Earlier on Monday, the British navy’s maritime security agency said a ship sailing off the Yemeni coast northwest of Mokha “sustained damage” after a nearby explosion.

“Vessel and crew are reported safe,” the United Kingdom Maritime Trade Operations agency (UKMTO) added.

Maritime security firm Ambrey said the Malta-flagged container ship was en route from Djibouti to Jeddah and was likely targeted “due to its listed operator’s ongoing trade with Israel”.

Centcom also said US forces shot down a drone over the Red Sea on Monday as it was headed “on a flight path towards USS Philippine Sea and USS Laboon”.

The Houthi militants claimed responsibility for firing at the Cyclades, MSC Orion and two US vessels.

In a statement on social media, Houthi military spokesperson Yahya Saree said the Cyclades was targeted because it had docked in an Israeli port on April 21.

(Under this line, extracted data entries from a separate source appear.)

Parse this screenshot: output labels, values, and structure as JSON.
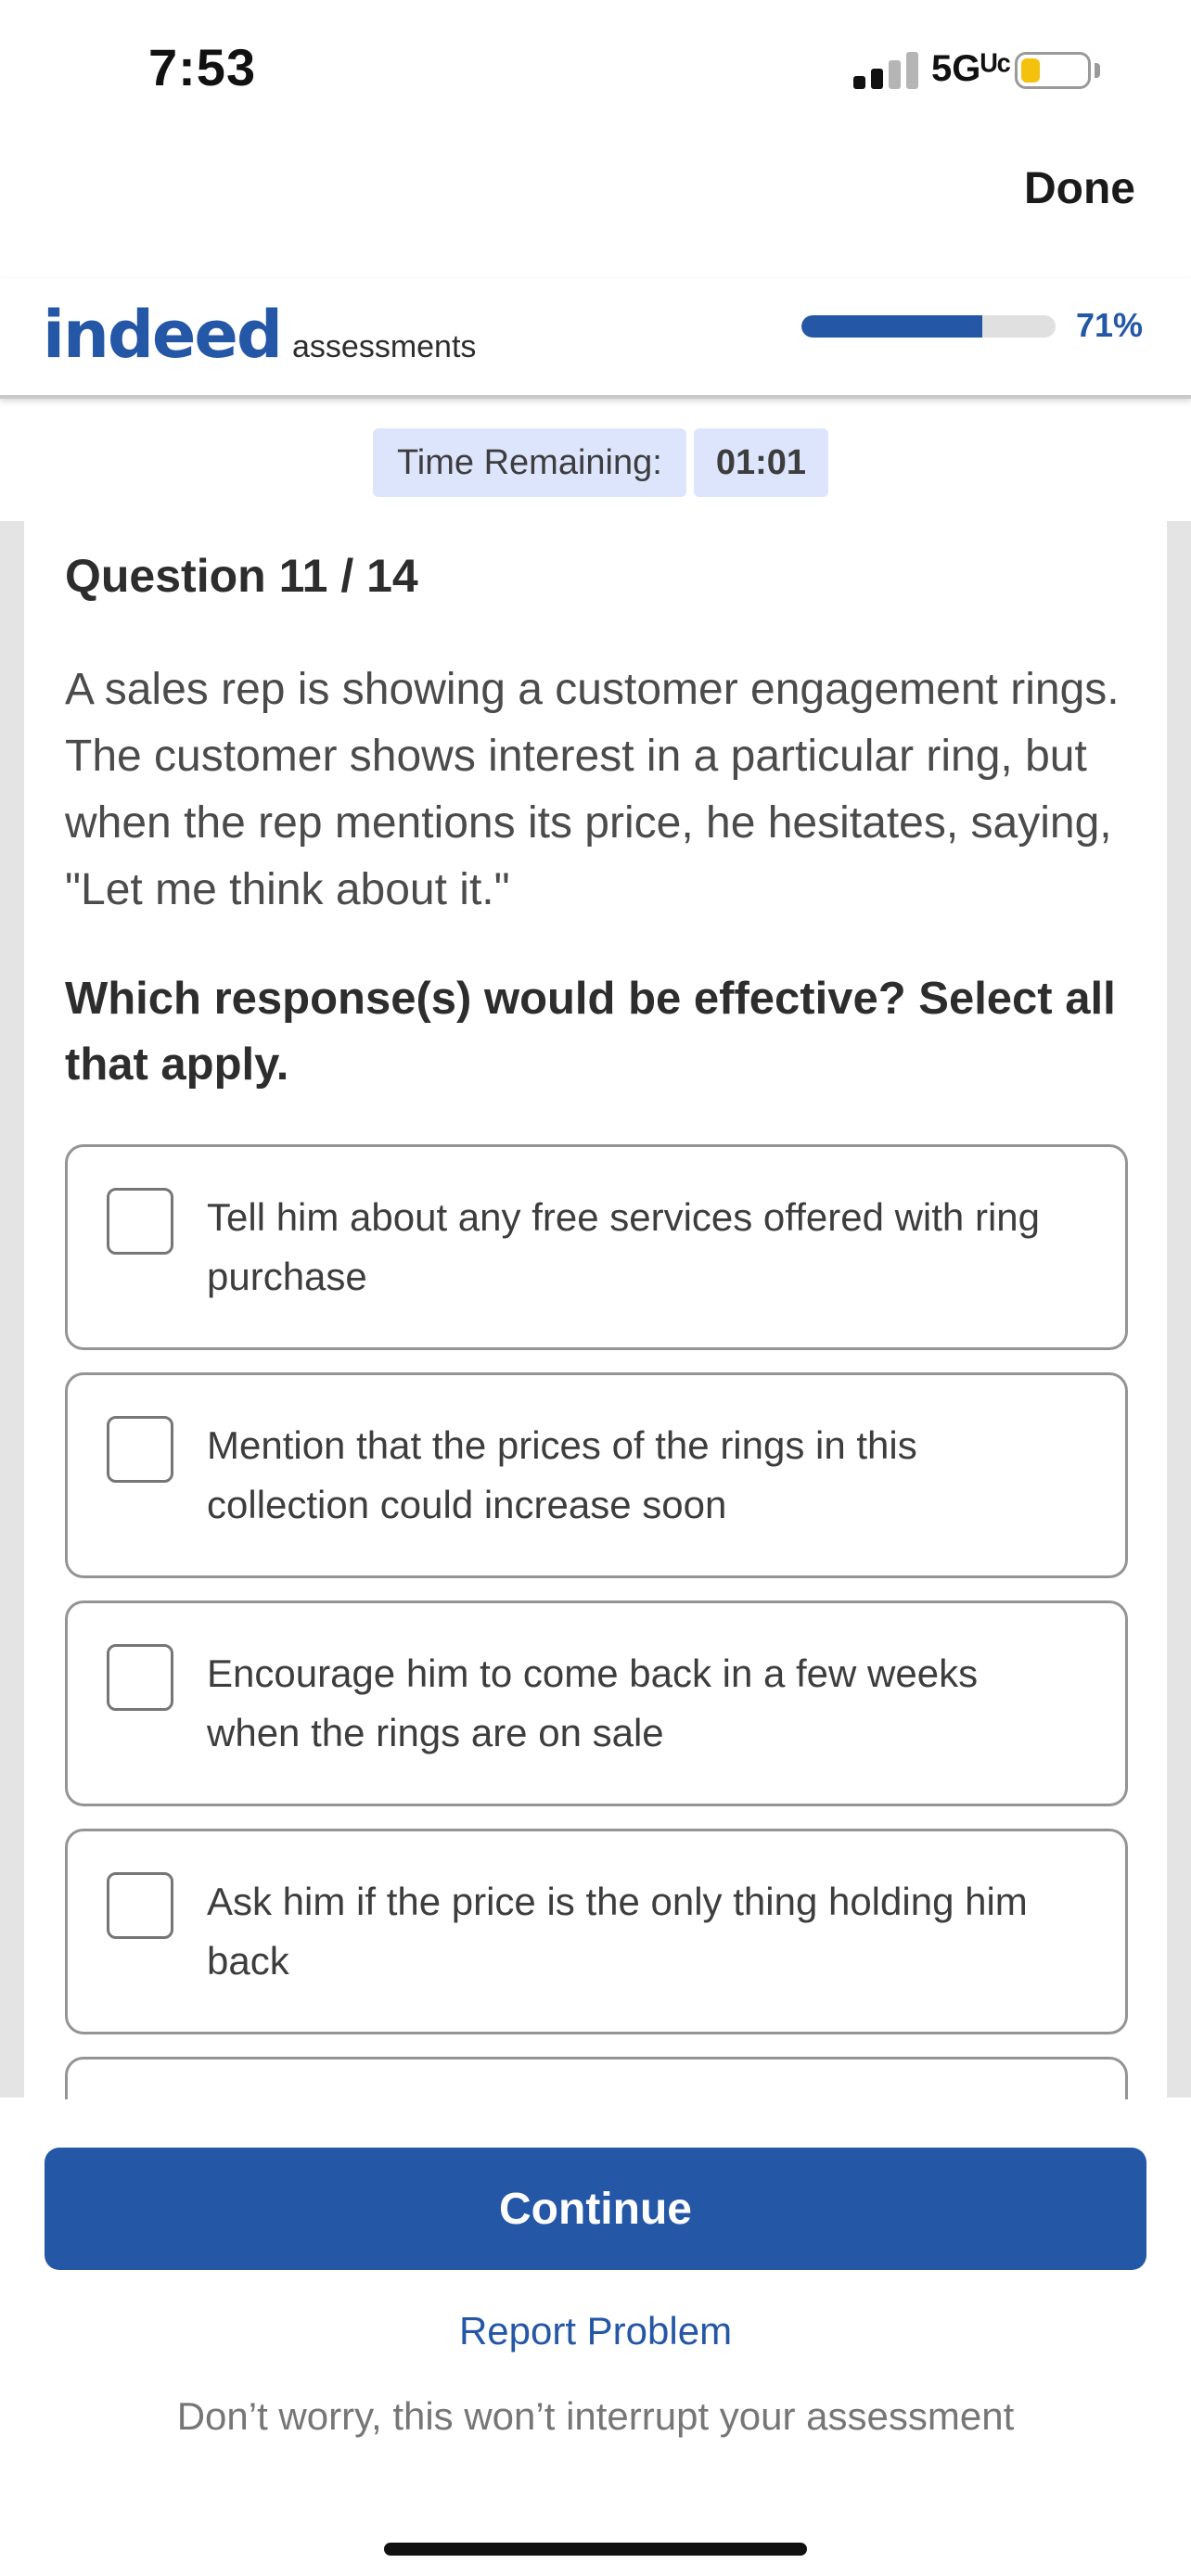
{
  "status_bar": {
    "time": "7:53",
    "network": "5Gᵁᶜ",
    "battery_level": 0.3,
    "battery_color": "#f4c20d"
  },
  "nav": {
    "done_label": "Done"
  },
  "header": {
    "logo_word": "indeed",
    "logo_sub": "assessments",
    "progress_percent": 71,
    "progress_label": "71%",
    "accent_color": "#2557a7"
  },
  "timer": {
    "label": "Time Remaining:",
    "value": "01:01"
  },
  "question": {
    "number": "Question 11 / 14",
    "text": "A sales rep is showing a customer engagement rings. The customer shows interest in a particular ring, but when the rep mentions its price, he hesitates, saying, \"Let me think about it.\"",
    "instruction": "Which response(s) would be effective? Select all that apply.",
    "options": [
      {
        "label": "Tell him about any free services offered with ring purchase",
        "checked": false
      },
      {
        "label": "Mention that the prices of the rings in this collection could increase soon",
        "checked": false
      },
      {
        "label": "Encourage him to come back in a few weeks when the rings are on sale",
        "checked": false
      },
      {
        "label": "Ask him if the price is the only thing holding him back",
        "checked": false
      }
    ]
  },
  "footer": {
    "continue_label": "Continue",
    "report_label": "Report Problem",
    "note": "Don’t worry, this won’t interrupt your assessment"
  }
}
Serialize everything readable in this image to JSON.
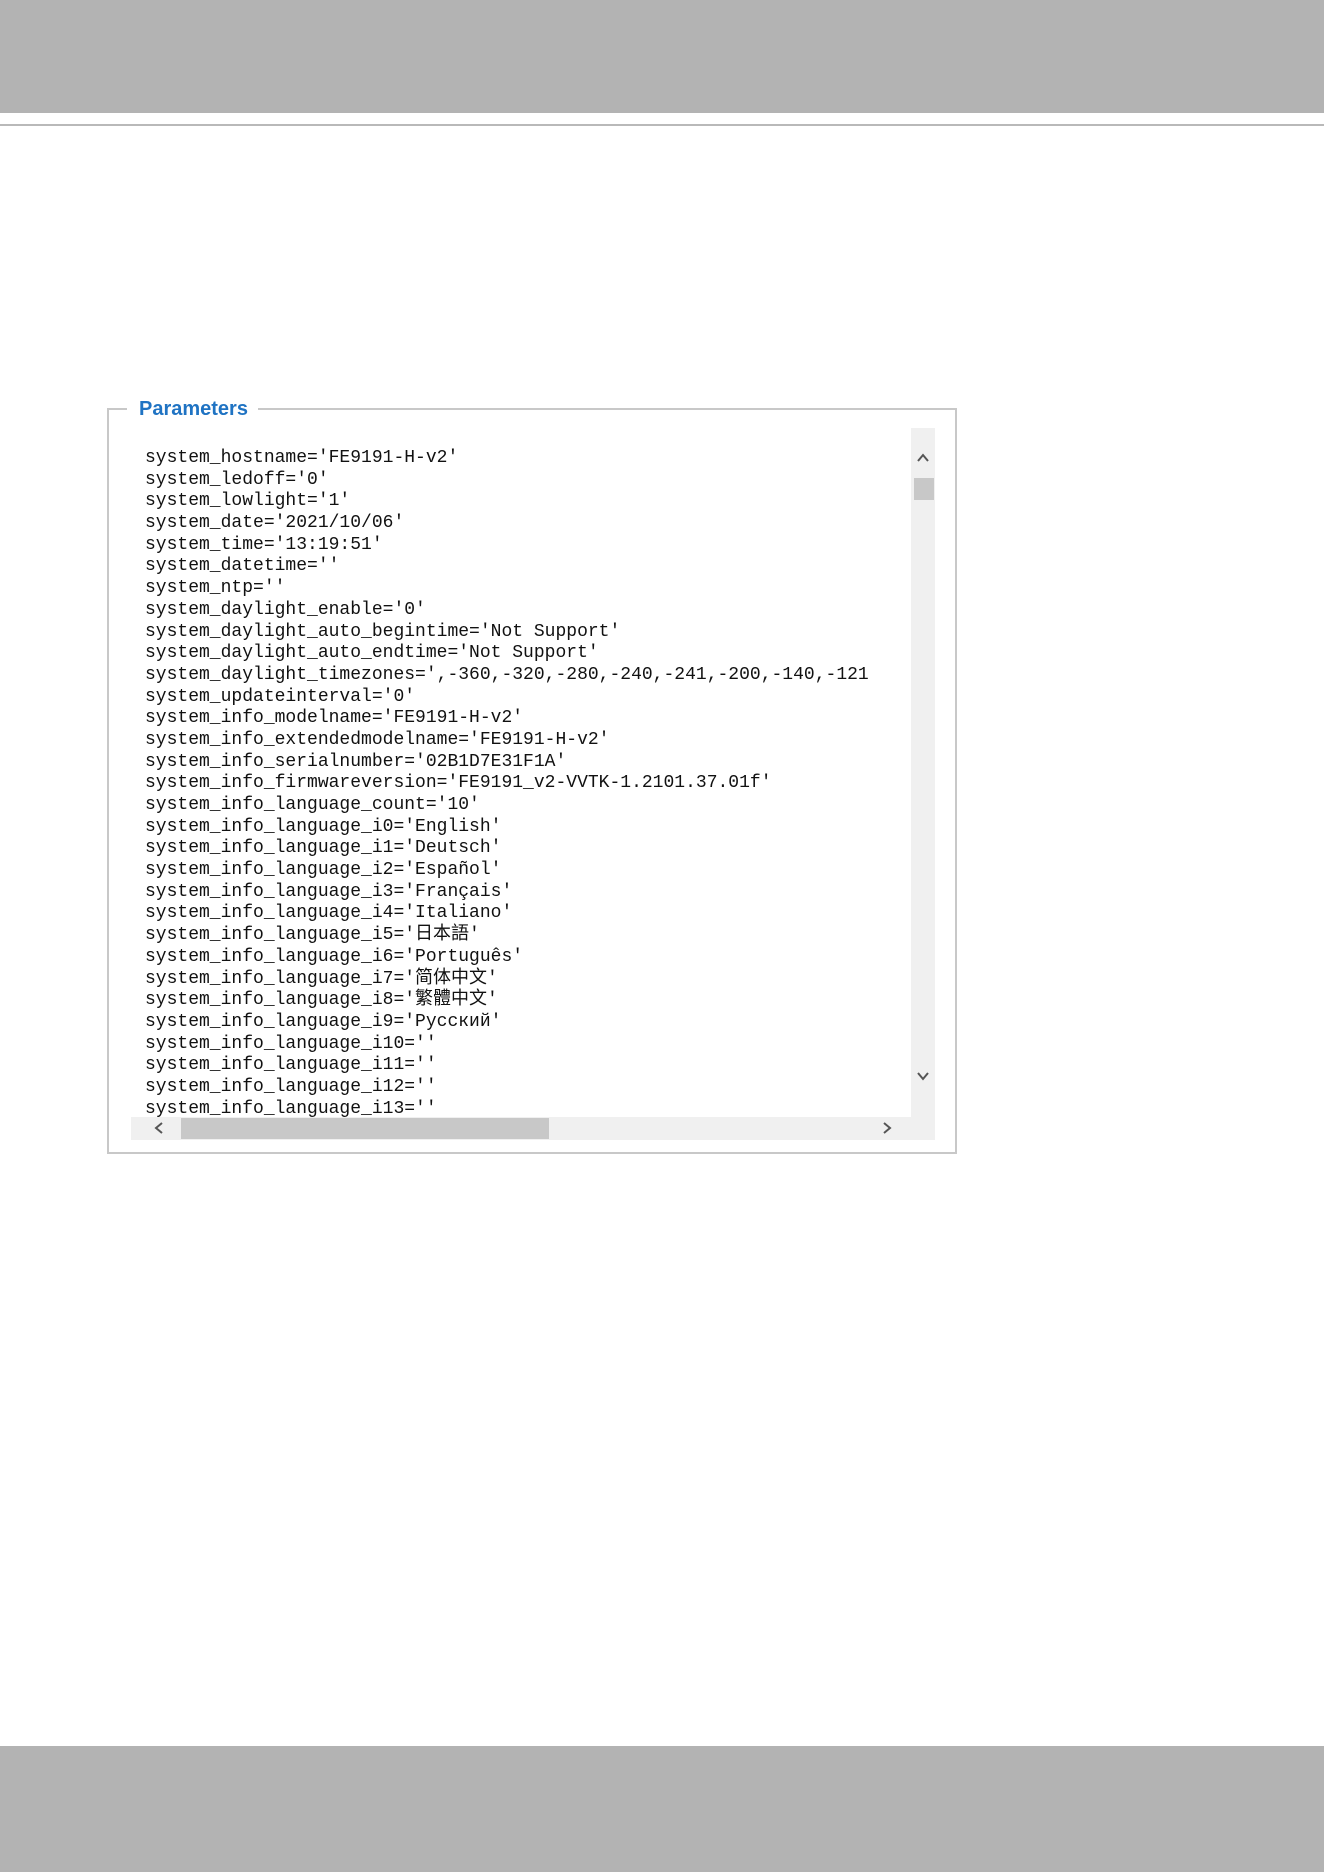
{
  "fieldset": {
    "legend": "Parameters"
  },
  "parameter_lines": [
    "system_hostname='FE9191-H-v2'",
    "system_ledoff='0'",
    "system_lowlight='1'",
    "system_date='2021/10/06'",
    "system_time='13:19:51'",
    "system_datetime=''",
    "system_ntp=''",
    "system_daylight_enable='0'",
    "system_daylight_auto_begintime='Not Support'",
    "system_daylight_auto_endtime='Not Support'",
    "system_daylight_timezones=',-360,-320,-280,-240,-241,-200,-140,-121",
    "system_updateinterval='0'",
    "system_info_modelname='FE9191-H-v2'",
    "system_info_extendedmodelname='FE9191-H-v2'",
    "system_info_serialnumber='02B1D7E31F1A'",
    "system_info_firmwareversion='FE9191_v2-VVTK-1.2101.37.01f'",
    "system_info_language_count='10'",
    "system_info_language_i0='English'",
    "system_info_language_i1='Deutsch'",
    "system_info_language_i2='Español'",
    "system_info_language_i3='Français'",
    "system_info_language_i4='Italiano'",
    "system_info_language_i5='日本語'",
    "system_info_language_i6='Português'",
    "system_info_language_i7='简体中文'",
    "system_info_language_i8='繁體中文'",
    "system_info_language_i9='Русский'",
    "system_info_language_i10=''",
    "system_info_language_i11=''",
    "system_info_language_i12=''",
    "system_info_language_i13=''"
  ],
  "icons": {
    "scroll_up": "chevron-up-icon",
    "scroll_down": "chevron-down-icon",
    "scroll_left": "chevron-left-icon",
    "scroll_right": "chevron-right-icon"
  },
  "colors": {
    "header_footer_bar": "#b3b3b3",
    "legend_text": "#1f73c3",
    "scrollbar_track": "#f0f0f0",
    "scrollbar_thumb": "#c8c8c8"
  },
  "scroll_state": {
    "vertical_position_fraction": 0.0,
    "horizontal_visible_fraction": 0.5
  }
}
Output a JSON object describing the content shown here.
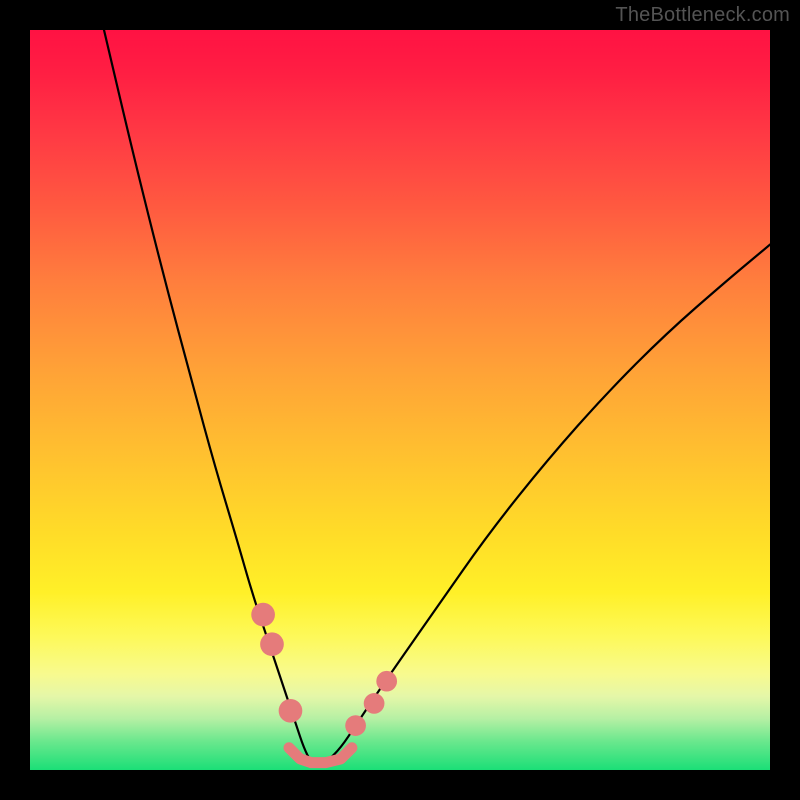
{
  "watermark": "TheBottleneck.com",
  "chart_data": {
    "type": "line",
    "title": "",
    "xlabel": "",
    "ylabel": "",
    "xlim": [
      0,
      100
    ],
    "ylim": [
      0,
      100
    ],
    "grid": false,
    "legend": false,
    "series": [
      {
        "name": "bottleneck-curve",
        "color": "#000000",
        "x": [
          10,
          14,
          18,
          22,
          25,
          28,
          30,
          32,
          34,
          36,
          37,
          38,
          40,
          42,
          44,
          48,
          55,
          62,
          70,
          78,
          86,
          94,
          100
        ],
        "y": [
          100,
          83,
          67,
          52,
          41,
          31,
          24,
          18,
          12,
          6,
          3,
          1,
          1,
          3,
          6,
          12,
          22,
          32,
          42,
          51,
          59,
          66,
          71
        ]
      }
    ],
    "markers": [
      {
        "name": "left-dot-1",
        "x": 31.5,
        "y": 21,
        "r": 1.6,
        "color": "#e57b7b"
      },
      {
        "name": "left-dot-2",
        "x": 32.7,
        "y": 17,
        "r": 1.6,
        "color": "#e57b7b"
      },
      {
        "name": "left-dot-3",
        "x": 35.2,
        "y": 8,
        "r": 1.6,
        "color": "#e57b7b"
      },
      {
        "name": "right-dot-1",
        "x": 44.0,
        "y": 6,
        "r": 1.4,
        "color": "#e57b7b"
      },
      {
        "name": "right-dot-2",
        "x": 46.5,
        "y": 9,
        "r": 1.4,
        "color": "#e57b7b"
      },
      {
        "name": "right-dot-3",
        "x": 48.2,
        "y": 12,
        "r": 1.4,
        "color": "#e57b7b"
      }
    ],
    "bottom_band": {
      "name": "bottom-marker-band",
      "color": "#e57b7b",
      "x": [
        35,
        36.5,
        38,
        40,
        42,
        43.5
      ],
      "y": [
        3,
        1.5,
        1,
        1,
        1.5,
        3
      ]
    }
  }
}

The Houthis “will continue to carry out their military operations” until Israel stops attacks on the Gaza Strip, Saree said.

The United States in December announced a maritime security initiative to protect Red Sea shipping from Houthi attacks, which have forced commercial vessels to divert from the route that normally carries 12 percent of global trade.

Since January, the United States and Britain have launched repeated retaliatory strikes on Houthi targets in Yemen in response to the ship attacks.

The European Union in February also launched the Aspides naval mission to protect merchant vessels in the Red Sea.

An Italian navy frigate on Monday “repelled multiple attacks” from Houthi-controlled parts of Yemen, shooting down one drone to protect a merchant ship in the Red Sea, the EU naval force said.